We waited in the automobile until Selma and the boys were inside.
“Mary?” Willy asked, backing out.
“I’d rather smoke some pot and rip off some cunt.”
“Pot is a cinch and I know a couple hustlin’ broads we can call. But that’ll take some bread.”
“My bankroll’s too light for buying pussy. Can I get some credit?”
Willy laughed. “Man you know how dope fiend hookers are … 100 percent business.”
“Fuck it. How about you. Are you using stuff?”
“I fix once a week, the day after nalline. They can’t test you two days in a row.”
“You’re working, too. Never thought I’d see it.”
“It’s a bitch, riveting aluminum walls on trailers eight fuckin’ hours a day.” Grinding monotony was hard on Willy, yet he had no ability to offer for other employment.
“Can you get me a spot there?”
“You’re jiving. Man, I know you. You’re gonna rip off everything in town.”
“No, I’m hanging up the gloves. I’m going to get a job and settle down.” I wanted to explain more fully—and then saw how burlesque the situation was: a man explaining why he wasn’t going to be a criminal. Willy’s respect for me, however, was based on my being a criminal, on my ability to steal money, some of which trickled to him. He respected me as the jackal respects the Hon, and profited in the same way.
In East Los Angeles he parked outside a cantina on a dark street of frame houses and machine shops. The rhythm of a mariachi issued from an unseen jukebox. He told me to wait in the car and was gone less than five minutes, returning to throw a small matchbox of marijuana in my lap. “It’s free,” he said. “The dude wants me to deal heroin for him. There’s a lot of dope fiends in El Monte.”

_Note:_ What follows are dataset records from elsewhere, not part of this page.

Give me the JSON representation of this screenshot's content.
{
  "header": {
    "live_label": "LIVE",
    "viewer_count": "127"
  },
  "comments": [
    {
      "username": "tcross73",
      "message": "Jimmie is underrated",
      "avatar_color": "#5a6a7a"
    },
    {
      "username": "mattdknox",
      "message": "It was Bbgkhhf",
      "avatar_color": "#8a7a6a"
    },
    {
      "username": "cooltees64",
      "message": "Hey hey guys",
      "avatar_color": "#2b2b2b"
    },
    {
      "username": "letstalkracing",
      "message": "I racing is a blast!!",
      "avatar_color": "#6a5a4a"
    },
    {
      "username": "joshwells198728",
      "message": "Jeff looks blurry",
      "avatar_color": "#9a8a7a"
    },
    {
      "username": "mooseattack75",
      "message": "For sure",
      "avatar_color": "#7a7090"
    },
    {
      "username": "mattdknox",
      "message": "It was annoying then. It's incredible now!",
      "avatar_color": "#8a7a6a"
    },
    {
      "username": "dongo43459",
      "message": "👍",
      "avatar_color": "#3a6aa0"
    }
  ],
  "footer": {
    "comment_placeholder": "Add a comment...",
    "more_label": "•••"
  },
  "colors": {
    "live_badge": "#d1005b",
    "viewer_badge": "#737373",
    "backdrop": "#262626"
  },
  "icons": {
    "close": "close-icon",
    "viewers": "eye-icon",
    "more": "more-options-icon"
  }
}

“Yeah, you’ll make a ten-dollar sale and get a ten-year sentence.”
“Yeah, the jivin’ motherfuckers give you more time for a cap of heroin than murder.”
We stopped to buy two cans of beer and a package of cigarette papers; then parked under
a street light and rolled the dark green flakes into half a dozen skinny cigarettes. We shared one, sucking the fumes deep, occasionally sipping beer. I’d smoked marijuana since my early teens—every day for a long time—but it came into prison so infrequently that this was like the first time, and I’ve always gotten higher than most persons from marijuana. It was always as if a partially opaque veil—the one of everyday reality—was lifted so I could see things more clearly: the same thing, but as it really was. Color was especially brighter, as if a dirty window had been washed clean. The neon had already entranced me; now it transfixed me as if super-naturally brilliant. Willy turned on a dashboard radio and the music, intricate piano jazz, was so simple to my perceptions that I could pick each note from the air—and almost see it. For no reason except that it bubbled in me, I began to giggle. The world was crystal clear.
“Man, you’re stoned,” Willy said.
“Goddam sure am …” but kept laughing. “It’s been a long time. This is like cherry kicks.”
“What gets me is this—we’ve been smokin’ pot in the ghetto all our lives, and it used to be the most terrible crime. You never got a break in court if you got busted. Now that all those sons and daughters of senators and shit are smokin’ grass and gettin’ busted they’re changin’ the laws. They didn’t give a fuck when it was us poor suckers.”
“That’s saying something—but we were out of step with the time.”
Willy started the motor and we cruised aimlessly, recalling other days. Soon his brother was mentioned, and Willy cursed him as a “dirty stool pigeon motherfucker—not my brother”. I doubted that Willy’s feelings were anywhere near so intense as his words (he was probably saddened), but he knew my feelings about stool pigeons and wanted to disassociate himself from his brother.
A lighted clock in a dry cleaner’s window gave the time as 11:40. Sleep was the farthest thing from my mind (fuck sleeping the first night out), yet tomorrow I had to see Rosenthal, find lodging, look for a job. I needed a chemical substitute for sleep.